Я не спешил ступить на мостки. Уходило тихое лето, в котором не было беды, не было большой печали, и не нажил врага, и не приобрел друга, и… ничего такого, как дедушкин шрам или жуткое спокойствие Шавкета-абы. Но предвестье всего, что отпущено мне, уже витало сентябрьским холодком в зыбком воздухе рано истекшего лета.
Досье Дамир
1Отец у него починял гармошки, целые дни просиживая у окна, — глаза уже видели плохо. Прохожие заглядывали в окно — отец чертыхался, а то еще поворачивался спиной к любопытным, задирал рубаху и дурашливо чесал поясницу.
Дамир с сожалением думал: «Зачем он так делает? Ведь каждому, наверно, интересно подглядеть, как хрипловатые планки соберутся, замкнутся в темном блестящем ящичке и запоют так звонко, так хорошо».
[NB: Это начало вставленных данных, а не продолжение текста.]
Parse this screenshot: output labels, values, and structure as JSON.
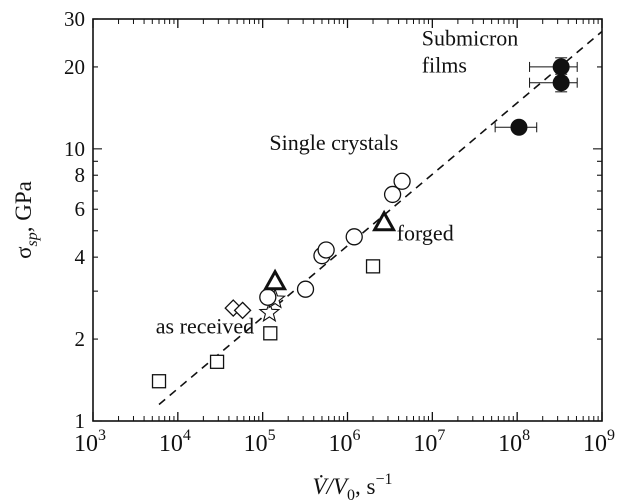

Когда, случалось, подвыпивший горожанин принимался плясать под окном, отец обрывал игру и отступал в сумеречный угол. Глаза его блестели оттуда, как из засады.
Странный он был человек. Пообещает хозяину гармоники, что починит к такому-то сроку, и не сделает. Хозяин попрекнет слегка, посмеется смущенно. Отец в ответ хмурился, выпрямлялся и, приложив руку ко лбу, будто всматривался вдаль, — показывал свое превосходство. А горожане ничем его не обижали, разве что подвыпивший плясун ругнется, да и то без злобы, а только с досады. Отец, возможно, был обижен на судьбу, которая оставила его прозябать в городке, и он всячески подчеркивал разницу между собой и всякими там лошадниками, скорняками, шапочниками.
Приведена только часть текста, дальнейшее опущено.